Criar validações internas para reduzir rejeição/erro de preenchimento (cadastro, regras, eventos).
Preparar rotinas de reconciliação fiscal-financeira (documento fiscal x pagamento).
Preparar processos para eventuais declarações setoriais (DeRE) quando disponibilizadas.
10.2. Jurídico/Tributário (governança de risco)
Revisar matriz de riscos: onde obrigação acessória pode virar autuação/glosa/descumprimento contratual.
Revisar contratos de longo prazo: cláusulas tributárias, adaptação regulatória e cooperação documental.
Preparar posição sobre split payment: impactos, responsabilidades e mudanças em recebíveis.
Estruturar dossiês de benefícios de ICMS e preparar habilitação/pleitos de compensação quando aplicável.
Criar playbook de resposta a fiscalização em ambiente educativo (correção em prazo, governança, evidências).
10.3. Dados/Privacidade (especialmente B2C)
Revisar governança de dados para cashback e identificação do consumidor: LGPD, retenção, compartilhamento e finalidade.
Revisar contratos com fornecedores de tecnologia fiscal e meios de pagamento (operadores, suboperadores, SLAs, incidentes).
10.4. Pessoas e treinamento
Treinar times de faturamento, fiscal, TI e comercial com cenários reais (erros comuns e correções).
Criar KPIs de qualidade fiscal (tax data quality) para 2026.
Fazer “war room” no 1º trimestre de 2026: monitorar mudanças, atos, notas técnicas e ajustes operacionais.
Conclusão: 2026 é o “ano da conformidade inteligente”
A tendência central da Reforma Tributária em 2026 é a mudança do eixo: sai o debate abstrato sobre “qual alíquota” e entra a realidade de obrigações acessórias, dados, governança e infraestrutura de pagamentos.

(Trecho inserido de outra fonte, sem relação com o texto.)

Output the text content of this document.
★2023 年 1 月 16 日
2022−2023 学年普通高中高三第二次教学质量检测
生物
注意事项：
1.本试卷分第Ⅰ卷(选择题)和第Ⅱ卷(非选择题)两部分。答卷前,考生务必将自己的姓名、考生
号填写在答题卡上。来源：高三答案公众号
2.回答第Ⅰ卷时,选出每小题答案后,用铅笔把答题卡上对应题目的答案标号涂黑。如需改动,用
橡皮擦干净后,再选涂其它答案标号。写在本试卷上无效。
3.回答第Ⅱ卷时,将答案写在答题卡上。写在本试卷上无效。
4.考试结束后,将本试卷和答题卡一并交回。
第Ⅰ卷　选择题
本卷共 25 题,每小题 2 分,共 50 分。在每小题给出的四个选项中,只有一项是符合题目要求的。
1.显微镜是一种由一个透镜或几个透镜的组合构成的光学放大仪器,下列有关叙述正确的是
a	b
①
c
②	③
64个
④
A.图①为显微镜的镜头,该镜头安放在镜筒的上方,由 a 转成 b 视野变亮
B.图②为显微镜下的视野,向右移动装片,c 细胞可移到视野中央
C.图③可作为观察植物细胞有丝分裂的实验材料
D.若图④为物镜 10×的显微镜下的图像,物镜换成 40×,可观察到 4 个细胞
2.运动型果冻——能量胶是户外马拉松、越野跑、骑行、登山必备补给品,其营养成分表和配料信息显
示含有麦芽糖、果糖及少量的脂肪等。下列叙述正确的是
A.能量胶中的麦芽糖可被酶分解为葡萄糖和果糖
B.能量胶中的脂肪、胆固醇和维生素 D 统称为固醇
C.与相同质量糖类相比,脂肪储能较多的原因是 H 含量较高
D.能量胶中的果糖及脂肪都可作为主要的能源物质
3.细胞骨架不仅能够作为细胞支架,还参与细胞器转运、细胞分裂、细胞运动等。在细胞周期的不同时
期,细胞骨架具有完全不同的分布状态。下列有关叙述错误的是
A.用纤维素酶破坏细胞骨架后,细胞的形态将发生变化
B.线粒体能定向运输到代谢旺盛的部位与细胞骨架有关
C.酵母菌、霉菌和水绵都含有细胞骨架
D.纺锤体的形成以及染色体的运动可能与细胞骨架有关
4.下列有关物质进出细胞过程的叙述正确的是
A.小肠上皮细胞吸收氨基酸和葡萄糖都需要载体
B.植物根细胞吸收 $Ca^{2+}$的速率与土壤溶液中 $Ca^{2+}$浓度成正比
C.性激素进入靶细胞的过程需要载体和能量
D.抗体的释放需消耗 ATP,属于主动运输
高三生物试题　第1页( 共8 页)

Para empresas, 2026 é o ano de montar musculatura: sistemas, controles, evidências e contratos. Para advogados tributaristas e jurídico interno, 2026 é o ano de antecipar conflitos: estruturar dossiês, revisar cláusulas, orientar áreas e construir posições defensáveis antes que o contencioso escale.
Aviso legal
Este conteúdo foi elaborado com finalidade meramente informativa e acadêmica, não devendo ser interpretado como consultoria jurídica, parecer legal ou orientação profissional específica. A Reforma Tributária encontra-se em processo de regulamentação e implementação progressiva, razão pela qual normas, procedimentos administrativos e entendimentos das autoridades fiscais podem sofrer alterações. A adoção de quaisquer medidas jurídicas ou operacionais com base neste material deve ser precedida de avaliação técnica individualizada, realizada por profissional qualificado, à luz das particularidades de cada situação concreta.